La alegría profunda se vive más intensamente en lo que es verdaderamente nuestro.

Los ejemplos que nos vienen por aires extranjeros no son ni siquiera buenos, mucho menos aleccionadores

que podamos ponerles atención y hacerlos propios, porque lo único que nos muestras son familia desintegradas, destruidas, fragmentarias, parchadas… y todo eso perjudica a la persona muchas veces desde su tierna infancia al grado que ya no pueden distinguir donde se encuentra la verdad de sus raíces y tampoco pueden encontrar la razón de una verdadera alegría.

En cambio en familias bien constituidas, donde los padres ponen límites y son apoyados por los dos, los chicos pueden en algún momento sentirse resentidos y/o molestos, porque lo les permiten vivir todo cuanto ellos creen que son verdaderas alegrías, pero que a la larga, comprenden que no todo lo bueno en demasía es bueno.

Ahora dime que no es precisamente paz lo que encuentras cuando regresas al hogar.
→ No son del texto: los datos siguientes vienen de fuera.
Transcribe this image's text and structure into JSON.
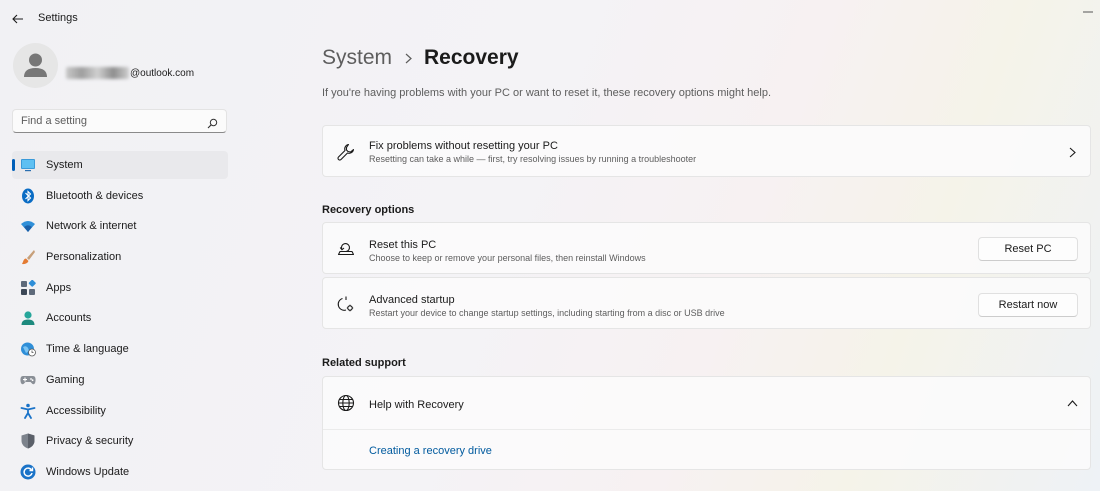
{
  "window": {
    "title": "Settings"
  },
  "account": {
    "email_suffix": "@outlook.com"
  },
  "search": {
    "placeholder": "Find a setting"
  },
  "nav": {
    "items": [
      {
        "label": "System",
        "icon": "system-icon",
        "active": true
      },
      {
        "label": "Bluetooth & devices",
        "icon": "bluetooth-icon"
      },
      {
        "label": "Network & internet",
        "icon": "wifi-icon"
      },
      {
        "label": "Personalization",
        "icon": "brush-icon"
      },
      {
        "label": "Apps",
        "icon": "apps-icon"
      },
      {
        "label": "Accounts",
        "icon": "accounts-icon"
      },
      {
        "label": "Time & language",
        "icon": "globe-clock-icon"
      },
      {
        "label": "Gaming",
        "icon": "gamepad-icon"
      },
      {
        "label": "Accessibility",
        "icon": "accessibility-icon"
      },
      {
        "label": "Privacy & security",
        "icon": "shield-icon"
      },
      {
        "label": "Windows Update",
        "icon": "update-icon"
      }
    ]
  },
  "page": {
    "breadcrumb_parent": "System",
    "breadcrumb_current": "Recovery",
    "intro": "If you're having problems with your PC or want to reset it, these recovery options might help."
  },
  "fix": {
    "title": "Fix problems without resetting your PC",
    "desc": "Resetting can take a while — first, try resolving issues by running a troubleshooter"
  },
  "recovery_options": {
    "heading": "Recovery options",
    "reset": {
      "title": "Reset this PC",
      "desc": "Choose to keep or remove your personal files, then reinstall Windows",
      "button": "Reset PC"
    },
    "advanced": {
      "title": "Advanced startup",
      "desc": "Restart your device to change startup settings, including starting from a disc or USB drive",
      "button": "Restart now"
    }
  },
  "related_support": {
    "heading": "Related support",
    "help_title": "Help with Recovery",
    "link": "Creating a recovery drive"
  },
  "colors": {
    "accent": "#005fb8",
    "link": "#005a9e"
  }
}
Muchas veces hay los pequeños y múltiples problemas, las quejas y los reproches, todo lo que es necesario resolver entre dos. Pero si cada uno pone lo mejor de sí, las cosas toman cauce, y es más gratificante ver cómo fluye la vida.

Ciertamente cada uno de los miembros de la familia, especialmente los mayores, son los que necesitan aportar el esfuerzo para conservar una actitud positiva y favorable al clima de alegría que es lo más deseable.

Cierto que esto no es fácil ni sencillos, pero sólo las personas valiosas saben hacerlo, y la gracia de Dios es ayuda eficaz. Hay que pedirla, buscarla y dejarla actuar.